A storm coming from the East would be coming from such cold regions as Norway, Sweden and Finland.
. . . the wind rushing up the river shook the house that night, like discharges of cannon, or breakings of a sea.
Occasionally, the smoke came rolling down the chimney as though it could not bear to go out into such a night . . .
. . . I saw that the lamps in the court were blown out, and that the lamps on the bridges and the shore were shuddering, and that the coal fires in barges on the river were being carried away before the wind like red-hot splashes in the rain.
A storm like this can have a powerful effect on the nerves. It seems appropriate that Abel Magwitch should arrive on such a night, as if he has been carried by the wind and is bringing a storm into Pip's life--although Magwitch has been through so many hardships during his troubled life that he seems relatively indifferent to the cold wind and heavy rain. Pip is keeping himself as safe and comfortable as possible, sitting in front of a fire in a comfortable chair and reading a book. He presents the picture of an English gentleman which Magwitch had imagined in far-off Australia.
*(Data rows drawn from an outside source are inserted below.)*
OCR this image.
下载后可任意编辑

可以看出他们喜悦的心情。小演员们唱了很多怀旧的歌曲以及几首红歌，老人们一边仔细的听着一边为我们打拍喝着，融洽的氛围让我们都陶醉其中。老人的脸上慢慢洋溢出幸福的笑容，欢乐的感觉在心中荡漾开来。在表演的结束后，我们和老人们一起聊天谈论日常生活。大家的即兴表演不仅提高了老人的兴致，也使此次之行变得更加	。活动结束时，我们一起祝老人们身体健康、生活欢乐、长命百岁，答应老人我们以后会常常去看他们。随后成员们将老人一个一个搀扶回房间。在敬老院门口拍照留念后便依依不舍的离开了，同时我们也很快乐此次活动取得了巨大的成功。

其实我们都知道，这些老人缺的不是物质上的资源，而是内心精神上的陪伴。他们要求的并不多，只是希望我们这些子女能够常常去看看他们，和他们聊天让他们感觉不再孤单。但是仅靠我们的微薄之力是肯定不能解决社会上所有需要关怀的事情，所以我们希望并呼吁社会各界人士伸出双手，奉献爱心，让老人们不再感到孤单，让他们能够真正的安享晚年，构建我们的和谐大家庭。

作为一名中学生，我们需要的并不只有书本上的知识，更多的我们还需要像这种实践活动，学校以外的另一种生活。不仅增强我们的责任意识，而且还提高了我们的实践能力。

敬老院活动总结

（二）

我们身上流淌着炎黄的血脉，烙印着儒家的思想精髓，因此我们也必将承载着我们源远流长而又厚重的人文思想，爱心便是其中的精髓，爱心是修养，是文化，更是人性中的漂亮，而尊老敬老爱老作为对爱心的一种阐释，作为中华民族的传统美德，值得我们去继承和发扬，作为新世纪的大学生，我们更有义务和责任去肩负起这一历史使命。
The most striking passage in the book occurs in Chapter 39 when Magwitch not only reveals himself as Pip's benefactor but explains why and how he did what he did. It practically encapsulates the whole story of Great Expectations in one paragraph of colorful dialogue.
"Yes, Pip, dear boy, I've made a gentleman on you! It's me wot has done it! I swore that time, sure as ever I earned a guinea, that guinea should go to you. I swore afterwards, such as ever I spec'lated and got rich, you should get rich. I lived rough, that you should live smooth. I worked hard that you should be above work. What odds, dear boy? Do I tell it fur you to feel a obligation? Not a bit. I tell it, fur you to know as that there hunted dunghill dog wot you kep life in, got his head so high that he could make a gentleman--and, Pip, you're him!"